User controlled end-to-end encryption solves the problem: before data is
pushed to the remote repository to store, it is encrypted with an encryption
key which is known only to the data owner itself. Management of the
encryption key(s) and the encryption/decryption processes is always tedious
and easy to get wrong. In the following, we shall demonstrate how to use
‘git’ with encryption in a way transparent to the end user.

Before we start the demonstration, the following software packages need
to be installed: git (version 1.7.1 for the demonstration), openssl [4]
(version 0.9.8o 01 Jun 2010 for the demonstration). The operating system
for the demonstration is Linux (Ubuntu 10.10).

The idea is to leverage git’s smudge/clean filter, hinted by the discussion
at [5]. Unlike [5], in which GPG is proposed as the encryption method,
we use OpenSSL’s symmetric key cipher as it is a better suitable solution.

The procedures are as follows.

1. Before the git repository is created, in your home directory

~$ mkdir .gitencrypt
~$ cd !$

# Create three files
~$ touch clean_filter_openssl smudge_filter_openssl diff_filter_openssl
~$ chmod 755 *

These files will be the clean/smudge/diff handler/hook for the git
repository which we are going to work with.

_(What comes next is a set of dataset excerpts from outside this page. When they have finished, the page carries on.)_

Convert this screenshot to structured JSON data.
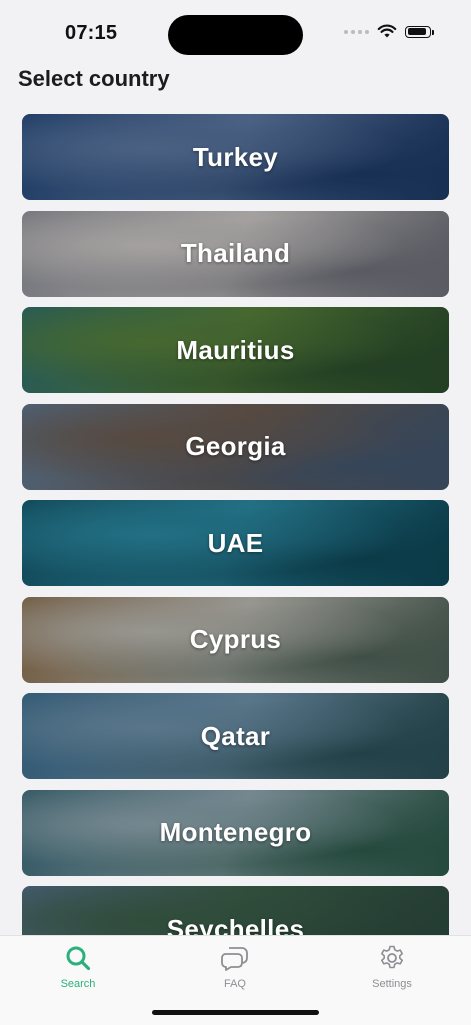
{
  "status_bar": {
    "time": "07:15",
    "battery_level": 0.9,
    "icons": [
      "signal-icon",
      "wifi-icon",
      "battery-icon"
    ]
  },
  "header": {
    "title": "Select country"
  },
  "countries": [
    {
      "name": "Turkey",
      "colors": [
        "#27497a",
        "#5b77a0",
        "#1d3a66"
      ]
    },
    {
      "name": "Thailand",
      "colors": [
        "#8c8e97",
        "#c9c5c3",
        "#6d6f78"
      ]
    },
    {
      "name": "Mauritius",
      "colors": [
        "#2f6e6b",
        "#567f3a",
        "#2b4d2c"
      ]
    },
    {
      "name": "Georgia",
      "colors": [
        "#5f7892",
        "#6a5a4f",
        "#42556d"
      ]
    },
    {
      "name": "UAE",
      "colors": [
        "#15586b",
        "#2b88a1",
        "#0e4757"
      ]
    },
    {
      "name": "Cyprus",
      "colors": [
        "#8a6f4e",
        "#b9b7b0",
        "#4e6157"
      ]
    },
    {
      "name": "Qatar",
      "colors": [
        "#3b6c8c",
        "#6d90a9",
        "#2b4f57"
      ]
    },
    {
      "name": "Montenegro",
      "colors": [
        "#3c6a78",
        "#8fa6b0",
        "#2e5a4b"
      ]
    },
    {
      "name": "Seychelles",
      "colors": [
        "#55708a",
        "#3b5e48",
        "#2d4a3f"
      ]
    }
  ],
  "tab_bar": {
    "accent_color": "#2bb07d",
    "inactive_color": "#8e8e93",
    "tabs": [
      {
        "label": "Search",
        "icon": "search-icon",
        "active": true
      },
      {
        "label": "FAQ",
        "icon": "chat-bubbles-icon",
        "active": false
      },
      {
        "label": "Settings",
        "icon": "gear-icon",
        "active": false
      }
    ]
  }
}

The content of the three
files are:

— File: clean_filter_openssl —
#!/bin/bash

SALT_FIXED=<your-salt>
PASS_FIXED=<your-passphrase>

openssl enc -base64 -aes-256-ecb -S $SALT_FIXED -k $PASS_FIXED

— end of clean_filter_openssl —

Here replace <your-salt> with a random hexadecimal string and replace
<your-passphrase> with a passphrase you will use as a mater secret for
the symmetric key encryption/decryption. We are using AES-256 ECB mode
as the encryption algorithm, as it turns out a deterministic encryption
works best with ‘git’ (we will explain later).

— File: smudge_filter_openssl —
#!/bin/bash

# No salt is needed for decryption.
PASS_FIXED=<your-passphrase>

# If decryption fails, use `cat` instead.
# Error messages are redirected to /dev/null.
openssl enc -d -base64 -aes-256-ecb -k $PASS_FIXED 2> /dev/null || cat

— end of smudge_filter_openssl —

— File: diff_filter_openssl —
#!/bin/bash

# No salt is needed for decryption.
PASS_FIXED=<your-passphrase>

# Error messages are redirect to /dev/null.
openssl enc -d -base64 -aes-256-ecb -k $PASS_FIXED -in “$1” 2> \
/dev/null || cat “$1”

— end of diff_filter_openssl —

Files in the .gitencrypt directory should be locally kept and never shared
with anyone you do not want to have access to your data, as they contain
your decryption passphrase.

2. Change to the project directory where the ‘git’ repository is to be
created. Suppose this directory is ~/myproj/.

~/myproj$ git init

# Create .gitattributes file
~/myproj$ touch .gitattributes

Add the following content to .gitattributes

— File: .gitattributes —
* filter=openssl diff=openssl

[merge]
renormalize = true

— end of .gitattributes —

In this file, the ‘filter’ and ‘diff’ attributes are assigned to drivers
named ‘openssl’, which should be defined in .git/config as follows.

— Snippet: .git/config —

[filter “openssl”]
smudge = ~/.gitencrypt/smudge_filter_openssl

clean = ~/.gitencrypt/clean_filter_openssl

[diff “openssl”]
textconv = ~/.gitencrypt/diff_filter_openssl

— end of snippet —

3. Now ‘git add’ relevant files to the staging area. When you do this,
the ‘clean’ filter is applied to files in your working directory, i.e.,
it encrypts the files before they are checked into the staging area. Note
that as a best practice, ‘.gitattributes’ should not be added. At this time,
you can use ‘git diff’ as usual, as the ‘diff’ filter is properly
configured to compare the difference of only plain text data (it first
decrypts if needed).

4. Apply ‘git commit’ to commit the changes to the repository.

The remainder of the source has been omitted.